Se la penna de Il Fatto Quotidiano ha replicato al servizio di Luigi Pelazza con un post su Facebook nel quale ha anche attaccato la collega Soncini, Neri ha messo online un altro video (lo trovate in apertura di post) dell’intervista rilasciata al programma di Italia 1 (Che – tra parentesi – in passato aveva pubblicamente criticato per il caso Stamina) e ha offerto una spiegazione più o meno dettagliata sul suo sito:
Davvero non ho molto da dire – e lo faccio qui controvoglia – sulla faccenda di cui hanno parlato le Iene. Sto in realtà aspettando che, per me, parli in tribunale (che è il luogo preposto per discutere queste vicende, e non si trova su un tasto del telecomando) la mancanza di una prova verificabile da un qualsiasi esperto di informatica che si riscontra nelle 500 pagine dell’indagine. E che parli anche l’assenza di alcuni nomi che invece nelle pagine dell’inchiesta ci sono ma, curiosamente, la fanno franca. Così come la fanno franca nel servizio de Le Iene che, da quel che ho capito io, dovrebbero essere quelli che non guardano in faccia nessuno. Viene fuori innanzitutto che, ehi, curiosamente ci sono dei precedenti, e poi che non è proprio così: se uno è un potente direttore di un giornale di proprietà del tuo stesso editore, beh, quello è uno dei casi in cui si può anche guardare dall’altra parte.

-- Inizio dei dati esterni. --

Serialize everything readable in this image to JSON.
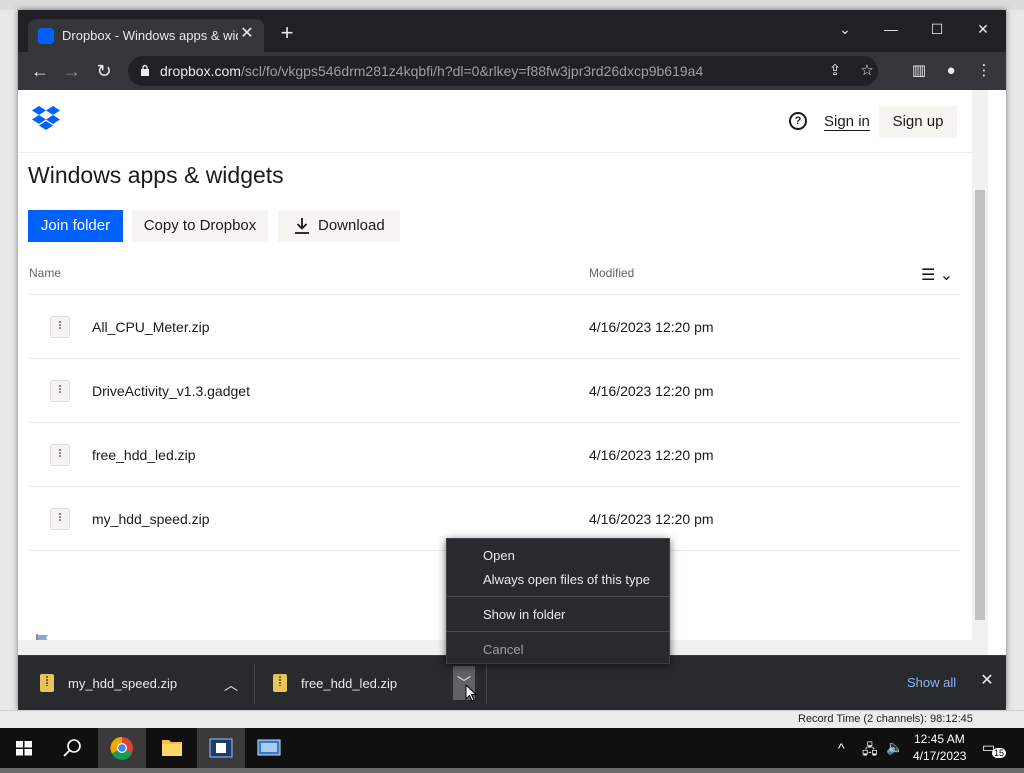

Il riferimento implicito è, evidentemente, ad Alfonso Signorini direttore del settimanale Chi e citato da Elisabetta Canalis anche nel servizio. Neri prosegue parlando del “metodo Iene” e dando una particolare definizione delle interviste realizzate dal programma di Davide Parenti:
Se per caso foste curiosi di vedere da vicino come funziona il “metodo Iene” e che cosa viene tagliato o cosa viene tenuto di un’intervista di più di un’ora da cui vengono estrapolati pochi secondi, qui c’è un montaggio di 20 minuti (su un’ora e un minuto della versione integrale, che comunque conservo: ho accettato di darla solo a condizione che potessi riprendere anche io) dell’intervista a Luigi Pelazza. Pubblico un video più lungo di quello che hanno utilizzato in puntata (e senza che sia una sorpresa per loro: sapevano che stavo riprendendo anche io perché ho chiesto di poterlo fare) perché dai pochi secondi mandati in onda probabilmente è sembrato che non abbia voluto rispondere: non è così, e potete verificarlo. Poi ditemi voi se – pur montato in modo parziale: del resto l’ho fatto io, è inevitabile – non vi sembra almeno un po’ più pieno di domande e di risposte volte a chiarire la questione rispetto alle granitiche affermazioni presenti nell’originale che aveva già chiaro tutto anche se il processo doveva ancora iniziare.
Tra le curiosità da segnalare (e ce ne sarebbero decine e decine ma, come dicevo, bisognerebbe averci la voglia di andare a sfrucugliare in un genere, quello delle “ambush interview“, che sta al vero e coraggioso giornalismo d’inchiesta come il guano sta alla crème brûlée) c’è, ad esempio, che il personaggio che è stato presentato come “esperto di computer forensic” (come se ne avessero scelto uno a caso: toh, guarda, andiamo a chiedere a quello, che è un esperto riconosciuto nel campo e ci darà un parere imparziale) era in realtà il consulente della Canalis.
Neri conclude così:
Per il resto, ecco, c’è un tribunale e c’è un giudice. Come società abbiamo delegato a lui – e fortunatamente non a un tizio con un completo nero e dotato di telecamera – il compito di decidere chi è colpevole e chi no. Come società – credo – dovremmo chiedere al tizio in nero di aspettare il processo, invece di influenzarlo utilizzando carte di cui non dovrebbe essere in possesso (atti d’indagine e sms e messaggi privati tecnicamente non divulgabili: poi chi è che viola la privacy?) e traendo le sue conclusioni in pubblico, in diretta, il giorno prima che inizi. Poi, certo, ognuno di noi può desiderare in segreto di voler delegare l’accertamento della verità e l’amministrazione della giustizia a un tizio in frac o a un personaggio di pelouche. Nel caso, si sappia che la mia scelta ricade sul pupazzo Uàn, che mi sembra quello più credibile.